Sebastien Peyrouse of the Elliott School of International Affairs at George Washington University addressed this question in detail, and his critique was echoed by Tajik rights activist Nigina Bakhrieva.
“Most often we see that many international organizations try to react and adapt to the situation rather than trying to defend positions connected to human rights,” Bakhrieva said of Tajikistan, where hundreds of civil society organizations have chosen to fold amid pressure from the state in recent years.
Real-Time Climate Crisis
Areas in which bad local management and a tough geopolitical environment intersect are manifold, but it is hard to think of one more pressing than climate change
The region is one of the most water-stressed on Earth, and Kazakhstan in particular has been showing the strain of late.
The world’s ninth-largest country by territory depends on rivers that rise in other countries for much of its water.
The water levels of rivers like the Ural, which flows from Russia, and the Irtysh, which is downstream of China, have been falling in recent years.

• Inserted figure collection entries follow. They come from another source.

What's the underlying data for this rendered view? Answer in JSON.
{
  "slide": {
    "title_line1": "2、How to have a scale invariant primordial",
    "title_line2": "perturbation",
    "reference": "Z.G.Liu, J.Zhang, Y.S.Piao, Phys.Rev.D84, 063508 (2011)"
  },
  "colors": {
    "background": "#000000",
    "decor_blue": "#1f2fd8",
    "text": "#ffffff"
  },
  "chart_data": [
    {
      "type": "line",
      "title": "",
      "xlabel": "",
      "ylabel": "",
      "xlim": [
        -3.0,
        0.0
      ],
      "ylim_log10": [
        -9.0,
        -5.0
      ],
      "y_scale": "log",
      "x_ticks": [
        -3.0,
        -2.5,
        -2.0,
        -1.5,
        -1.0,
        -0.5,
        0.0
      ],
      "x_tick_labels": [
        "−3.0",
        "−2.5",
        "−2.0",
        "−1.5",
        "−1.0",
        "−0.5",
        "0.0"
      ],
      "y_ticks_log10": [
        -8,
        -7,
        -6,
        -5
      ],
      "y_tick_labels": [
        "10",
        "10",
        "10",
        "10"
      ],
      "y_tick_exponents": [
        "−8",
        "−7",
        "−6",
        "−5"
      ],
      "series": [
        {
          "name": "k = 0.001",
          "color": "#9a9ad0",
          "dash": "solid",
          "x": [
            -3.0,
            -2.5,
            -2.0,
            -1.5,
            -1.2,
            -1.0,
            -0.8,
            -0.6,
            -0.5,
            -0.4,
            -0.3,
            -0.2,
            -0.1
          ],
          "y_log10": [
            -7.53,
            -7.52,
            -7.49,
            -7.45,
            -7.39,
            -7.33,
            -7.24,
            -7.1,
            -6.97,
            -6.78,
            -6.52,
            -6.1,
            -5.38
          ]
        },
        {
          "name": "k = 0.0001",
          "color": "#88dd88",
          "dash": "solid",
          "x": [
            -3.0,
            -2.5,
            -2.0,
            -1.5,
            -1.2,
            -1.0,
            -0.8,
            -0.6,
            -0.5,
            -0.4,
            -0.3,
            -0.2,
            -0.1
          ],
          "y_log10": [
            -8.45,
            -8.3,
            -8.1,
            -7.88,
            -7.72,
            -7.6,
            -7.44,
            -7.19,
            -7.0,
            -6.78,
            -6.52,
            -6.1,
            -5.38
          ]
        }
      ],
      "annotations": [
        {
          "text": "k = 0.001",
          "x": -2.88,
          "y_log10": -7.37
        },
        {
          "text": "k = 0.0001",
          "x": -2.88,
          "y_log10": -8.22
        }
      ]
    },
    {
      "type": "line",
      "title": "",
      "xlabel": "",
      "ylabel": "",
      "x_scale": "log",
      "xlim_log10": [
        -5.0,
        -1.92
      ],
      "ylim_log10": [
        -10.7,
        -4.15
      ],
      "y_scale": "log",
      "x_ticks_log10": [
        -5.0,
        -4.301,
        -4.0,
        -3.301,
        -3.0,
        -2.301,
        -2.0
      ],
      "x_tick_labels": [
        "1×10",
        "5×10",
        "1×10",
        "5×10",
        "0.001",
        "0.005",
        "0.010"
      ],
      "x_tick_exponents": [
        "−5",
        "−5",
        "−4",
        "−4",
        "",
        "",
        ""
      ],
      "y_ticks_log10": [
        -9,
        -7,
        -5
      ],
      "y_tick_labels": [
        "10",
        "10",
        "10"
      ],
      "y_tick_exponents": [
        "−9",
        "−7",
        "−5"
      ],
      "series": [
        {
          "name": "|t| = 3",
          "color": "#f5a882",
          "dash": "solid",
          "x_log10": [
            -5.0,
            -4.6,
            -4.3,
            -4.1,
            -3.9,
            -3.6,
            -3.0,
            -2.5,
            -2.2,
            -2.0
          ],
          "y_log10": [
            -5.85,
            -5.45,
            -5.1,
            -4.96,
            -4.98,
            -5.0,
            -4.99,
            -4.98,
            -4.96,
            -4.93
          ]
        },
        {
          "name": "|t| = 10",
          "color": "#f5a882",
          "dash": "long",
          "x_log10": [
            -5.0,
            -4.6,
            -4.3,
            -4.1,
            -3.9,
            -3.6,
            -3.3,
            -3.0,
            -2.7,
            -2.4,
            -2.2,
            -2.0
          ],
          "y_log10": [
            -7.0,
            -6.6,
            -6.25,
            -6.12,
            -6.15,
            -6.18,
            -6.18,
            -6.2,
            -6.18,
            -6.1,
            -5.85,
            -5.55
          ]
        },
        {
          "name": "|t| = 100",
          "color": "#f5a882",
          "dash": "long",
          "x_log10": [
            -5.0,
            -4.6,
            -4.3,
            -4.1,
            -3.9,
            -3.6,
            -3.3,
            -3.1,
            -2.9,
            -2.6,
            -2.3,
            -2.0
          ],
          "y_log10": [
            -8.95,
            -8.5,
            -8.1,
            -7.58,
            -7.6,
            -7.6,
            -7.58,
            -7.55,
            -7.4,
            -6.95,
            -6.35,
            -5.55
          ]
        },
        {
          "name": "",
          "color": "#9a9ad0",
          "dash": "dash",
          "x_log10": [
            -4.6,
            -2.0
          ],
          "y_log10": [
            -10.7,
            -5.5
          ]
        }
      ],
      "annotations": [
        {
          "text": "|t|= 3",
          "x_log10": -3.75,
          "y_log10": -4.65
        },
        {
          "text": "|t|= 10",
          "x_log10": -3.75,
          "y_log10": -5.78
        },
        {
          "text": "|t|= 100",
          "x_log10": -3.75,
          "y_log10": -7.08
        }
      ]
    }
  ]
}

Reduced flows from Russia’s Volga and the Ural into the Caspian Sea, meanwhile, have seen the volume of the world’s largest inland body of water threaten a repeat of the Aral Sea disaster.
Expansion of industry and agriculture in these upstream countries are exacerbating weaker inflows at the sources of the rivers.
But Astana has little leverage over Beijing, and its relations with Russia have grown testy over the Kazakh government’s neutrality on Ukraine.
Instead, this month has shown how relations over water might deepen tensions inside the region, as a border traffic jam grew up on Kyrgyzstan’s side of the Kyrgyz-Kazakh border soon after Kyrgyzstan announced there was no water left in a reservoir feeding farmland in southern Kazakhstan.
Kyrgyzstan said that it has fulfilled its water-sharing agreement with Kazakhstan, although Kazakh authorities tried to negotiate for more until the very last as crops in the fertile Jambyl Province failed during a hot, dry summer.
Vadim Ni, the chairman of the board of the Social Ecological Fund, argued that governments of the region would have to make difficult choices and abandon the business-as-usual model in a warming world.
“Either there is no water or there is progressively less water, and officials are demanding to sow more land, and sow land with thirstier crops because they are more profitable. There is no understanding that there is not enough water both upstream and downstream,” Ni complained.
And in an authoritarian analogy for the region’s environmental woes, Ni argued that climate change will “discriminate against, persecute, and even torture” the people of Central Asia if governments and societies are unable to forge a common and sustainable response to the problem.